In endurance sports, there seems to be a celebration of the suffering, the pain, the damage to the body. I stepped away from the posts where people finished races with stress fractures and were told they were courageous, brave, and a legend. I mute the ones where they boast about how they can’t sit still or take a rest day. I unfollow the ones who share memes of injured runners defying the medical advice to head out for a run. Just as I don’t consume fast food, I don’t want this going into me either.
There’s a quieter voice I unfollow too, the one that doesn’t make space for pain and chronic illness. The ones who tell me the only limit is my mind, which I saw this week, or the ones who tell me that getting out in nature is all I need. Nature is painful for me, it’s a delicate balance of trying to stay fit and strong but managing the constant pain. I don’t want someone to tell me it’s all in my head and I can do whatever I want if I just believe. I want someone to acknowledge that not everyone can exercise pain-free, or exercise at all.
Earlier in the year, Runners World referred to a report in Sports Medicine, which found that a substantial number of ultrarunners struggle with mental health issues and eating disorders. A study in the British Journal of Sports Medicine described the benefits of exercise for treating depression and depressive symptoms as following an inverted U-shaped curved with higher levels or excessive amounts of exercise having damaging effects on mental health. So I return, to what are we celebrating? Is it all healthy?
I find exercise something which we see in binary terms… exercise is good. It’s always good. But there is so much I see that is unhealthy and disordered, whether it’s from social media, people who came to me for coaching, or even what I see other coaches sharing (which is perhaps the most concerning). Don’t forget the curve, the tipping point, where excessive exercise is damaging. Going back to the comments of the runner who started and completed a marathon through tears with numerous stress factors, is this something we should call brave, courageous, and hail as a legend? We wouldn’t use those words with people who damage their bodies with alcohol or drugs, so why exercise? What are we celebrating? The idea that pushing through pain and suffering will lead to toughness just doesn’t work for me, and many studies agree.

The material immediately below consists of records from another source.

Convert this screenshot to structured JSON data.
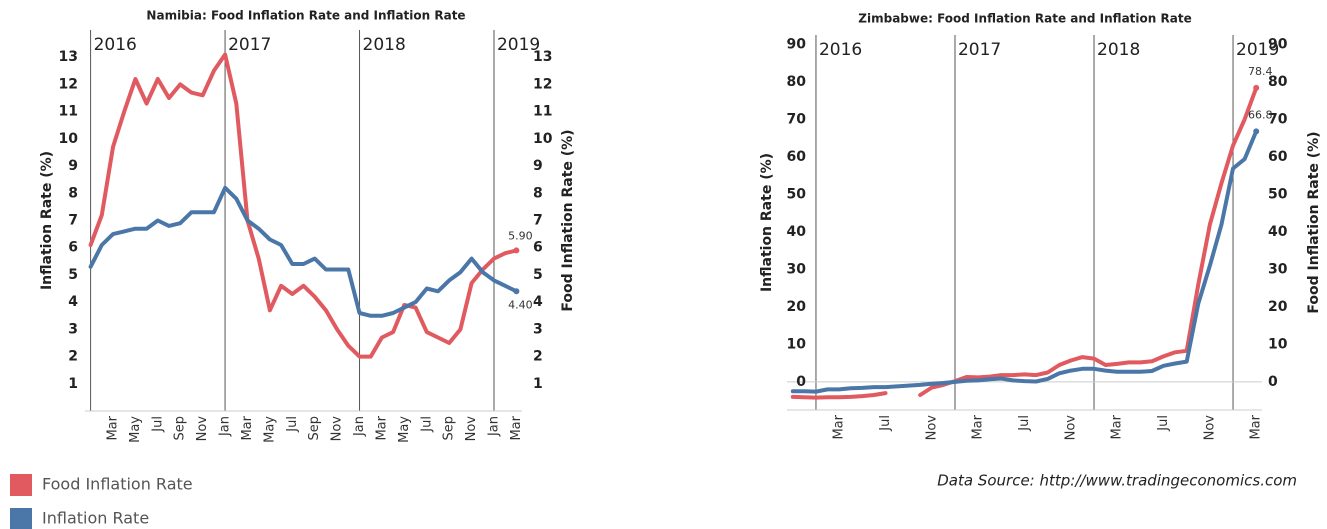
{
  "chart_data": [
    {
      "type": "line",
      "title": "Namibia: Food Inflation Rate and Inflation Rate",
      "y_label": "Inflation Rate (%)",
      "y2_label": "Food Inflation Rate (%)",
      "categories": [
        null,
        null,
        "Mar",
        null,
        "May",
        null,
        "Jul",
        null,
        "Sep",
        null,
        "Nov",
        null,
        "Jan",
        null,
        "Mar",
        null,
        "May",
        null,
        "Jul",
        null,
        "Sep",
        null,
        "Nov",
        null,
        "Jan",
        null,
        "Mar",
        null,
        "May",
        null,
        "Jul",
        null,
        "Sep",
        null,
        "Nov",
        null,
        "Jan",
        null,
        "Mar"
      ],
      "year_labels": [
        "2016",
        "2017",
        "2018",
        "2019"
      ],
      "ylim": [
        0,
        14
      ],
      "yticks": [
        1,
        2,
        3,
        4,
        5,
        6,
        7,
        8,
        9,
        10,
        11,
        12,
        13
      ],
      "y2lim": [
        0,
        14
      ],
      "y2ticks": [
        1,
        2,
        3,
        4,
        5,
        6,
        7,
        8,
        9,
        10,
        11,
        12,
        13
      ],
      "data_labels": "last",
      "zero_line": false,
      "series": [
        {
          "name": "Food Inflation Rate",
          "color": "#e05a5f",
          "axis": "y2",
          "values": [
            6.1,
            7.2,
            9.7,
            11.0,
            12.2,
            11.3,
            12.2,
            11.5,
            12.0,
            11.7,
            11.6,
            12.5,
            13.1,
            11.3,
            7.0,
            5.6,
            3.7,
            4.6,
            4.3,
            4.6,
            4.2,
            3.7,
            3.0,
            2.4,
            2.0,
            2.0,
            2.7,
            2.9,
            3.9,
            3.8,
            2.9,
            2.7,
            2.5,
            3.0,
            4.7,
            5.2,
            5.6,
            5.8,
            5.9
          ],
          "value_labels": [
            null,
            null,
            null,
            null,
            null,
            null,
            null,
            null,
            null,
            null,
            null,
            null,
            null,
            null,
            null,
            null,
            null,
            null,
            null,
            null,
            null,
            null,
            null,
            null,
            null,
            null,
            null,
            null,
            null,
            null,
            null,
            null,
            null,
            null,
            null,
            null,
            null,
            null,
            "5.90"
          ]
        },
        {
          "name": "Inflation Rate",
          "color": "#4a77a8",
          "values": [
            5.3,
            6.1,
            6.5,
            6.6,
            6.7,
            6.7,
            7.0,
            6.8,
            6.9,
            7.3,
            7.3,
            7.3,
            8.2,
            7.8,
            7.0,
            6.7,
            6.3,
            6.1,
            5.4,
            5.4,
            5.6,
            5.2,
            5.2,
            5.2,
            3.6,
            3.5,
            3.5,
            3.6,
            3.8,
            4.0,
            4.5,
            4.4,
            4.8,
            5.1,
            5.6,
            5.1,
            4.8,
            4.6,
            4.4
          ],
          "value_labels": [
            null,
            null,
            null,
            null,
            null,
            null,
            null,
            null,
            null,
            null,
            null,
            null,
            null,
            null,
            null,
            null,
            null,
            null,
            null,
            null,
            null,
            null,
            null,
            null,
            null,
            null,
            null,
            null,
            null,
            null,
            null,
            null,
            null,
            null,
            null,
            null,
            null,
            null,
            "4.40"
          ]
        }
      ]
    },
    {
      "type": "line",
      "title": "Zimbabwe: Food Inflation Rate and Inflation Rate",
      "y_label": "Inflation Rate (%)",
      "y2_label": "Food Inflation Rate (%)",
      "categories": [
        null,
        null,
        null,
        null,
        "Mar",
        null,
        null,
        null,
        "Jul",
        null,
        null,
        null,
        "Nov",
        null,
        null,
        null,
        "Mar",
        null,
        null,
        null,
        "Jul",
        null,
        null,
        null,
        "Nov",
        null,
        null,
        null,
        "Mar",
        null,
        null,
        null,
        "Jul",
        null,
        null,
        null,
        "Nov",
        null,
        null,
        null,
        "Mar"
      ],
      "year_labels": [
        "2016",
        "2017",
        "2018",
        "2019"
      ],
      "ylim": [
        -7.5,
        92.5
      ],
      "yticks": [
        0,
        10,
        20,
        30,
        40,
        50,
        60,
        70,
        80,
        90
      ],
      "y2lim": [
        -7.5,
        92.5
      ],
      "y2ticks": [
        0,
        10,
        20,
        30,
        40,
        50,
        60,
        70,
        80,
        90
      ],
      "data_labels": "last",
      "zero_line": true,
      "series": [
        {
          "color": "#e05a5f",
          "axis": "y2",
          "values": [
            -4.0,
            -4.1,
            -4.2,
            -4.1,
            -4.1,
            -4.0,
            -3.8,
            -3.5,
            -3.0,
            null,
            null,
            -3.5,
            -1.5,
            -0.8,
            0.2,
            1.3,
            1.2,
            1.4,
            1.8,
            1.8,
            2.0,
            1.8,
            2.5,
            4.5,
            5.7,
            6.6,
            6.2,
            4.5,
            4.8,
            5.2,
            5.2,
            5.5,
            6.8,
            7.9,
            8.3,
            26,
            42,
            53,
            63,
            70,
            78.4
          ]
        },
        {
          "color": "#4a77a8",
          "values": [
            -2.5,
            -2.5,
            -2.6,
            -2.0,
            -2.0,
            -1.7,
            -1.6,
            -1.4,
            -1.4,
            -1.2,
            -1.0,
            -0.8,
            -0.5,
            -0.3,
            0.0,
            0.3,
            0.4,
            0.7,
            0.9,
            0.4,
            0.2,
            0.1,
            0.8,
            2.3,
            3.0,
            3.5,
            3.5,
            3.0,
            2.7,
            2.7,
            2.7,
            2.9,
            4.3,
            4.9,
            5.4,
            20.9,
            31,
            42,
            56.9,
            59.4,
            66.8
          ]
        }
      ]
    }
  ],
  "source": "Data Source: http://www.tradingeconomics.com"
}
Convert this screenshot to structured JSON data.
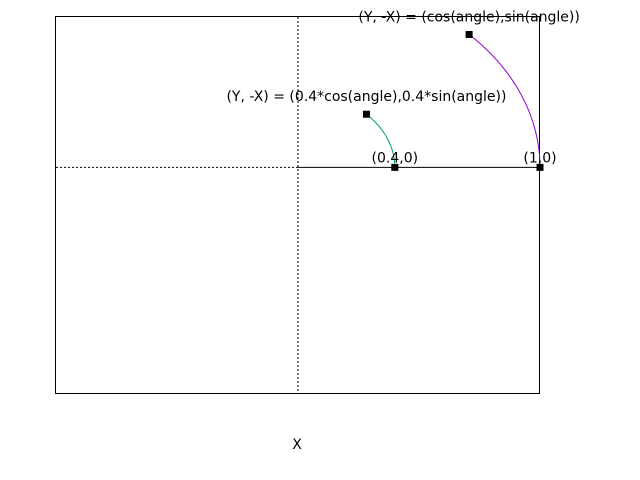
{
  "chart_data": {
    "type": "line",
    "xlabel": "X",
    "ylabel": "",
    "xlim": [
      -1,
      1
    ],
    "ylim": [
      -1.2,
      0.8
    ],
    "grid": false,
    "zero_axes": true,
    "series": [
      {
        "label": "(Y, -X) = (cos(angle),sin(angle))",
        "radius": 1.0,
        "angle_range_deg": [
          0,
          45
        ],
        "start_point_label": "(1,0)",
        "color": "#9400d3"
      },
      {
        "label": "(Y, -X) = (0.4*cos(angle),0.4*sin(angle))",
        "radius": 0.4,
        "angle_range_deg": [
          0,
          45
        ],
        "start_point_label": "(0.4,0)",
        "color": "#009e73"
      }
    ],
    "colors": {
      "frame": "#000000",
      "zero_line": "#000000",
      "marker": "#000000"
    }
  }
}
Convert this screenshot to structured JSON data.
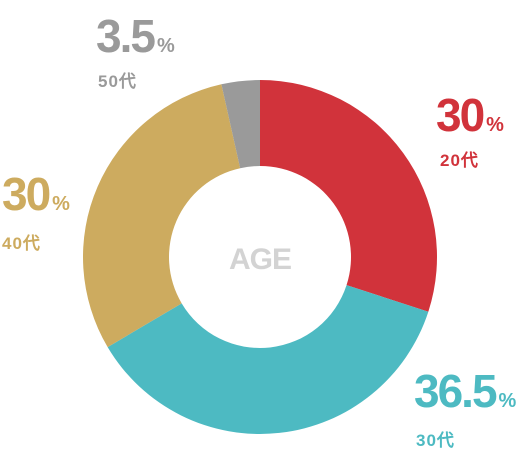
{
  "chart_data": {
    "type": "donut",
    "center_label": "AGE",
    "categories": [
      "20代",
      "30代",
      "40代",
      "50代"
    ],
    "values": [
      30,
      36.5,
      30,
      3.5
    ],
    "value_labels": [
      "30%",
      "36.5%",
      "30%",
      "3.5%"
    ],
    "colors": [
      "#d1333b",
      "#4dbac2",
      "#cdab5f",
      "#9a9a9a"
    ]
  }
}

I initially stepped away from the posts and boasts of runners to protect my mental health. I retreated to a lonely world where I felt bereft of such a part of my life and friends and the planned-out future. I sat, literally, with my own pain. But as I dare to hope I might be able to climb mountains again and do some multi-day walks in the future, I come back with a new perspective. One that we should look deeper at the achievements we celebrate.
If I could wave a wand and take away my osteoarthritis and knee replacements would I go back to ultramarathons? Yes, I think I probably would. But would I stop advocating for us to ask is it always healthy? No, I wouldn’t stop this. Because not everything we are celebrating is healthy. Not everything is an act of courage. What I do want to celebrate, the compassion and kindness to ourselves and our bodies, has been pushed down into the dark. I want to hold the light to it.
Running 100 miles is easy with time training if you have the privilege of a healthy body. But facing a life-changing illness, cultivating a healthy relationship with our body and mind, and being ok with who we are without the achievements and medals, that for me, is the true courage to celebrate. It’s also a lot more interesting.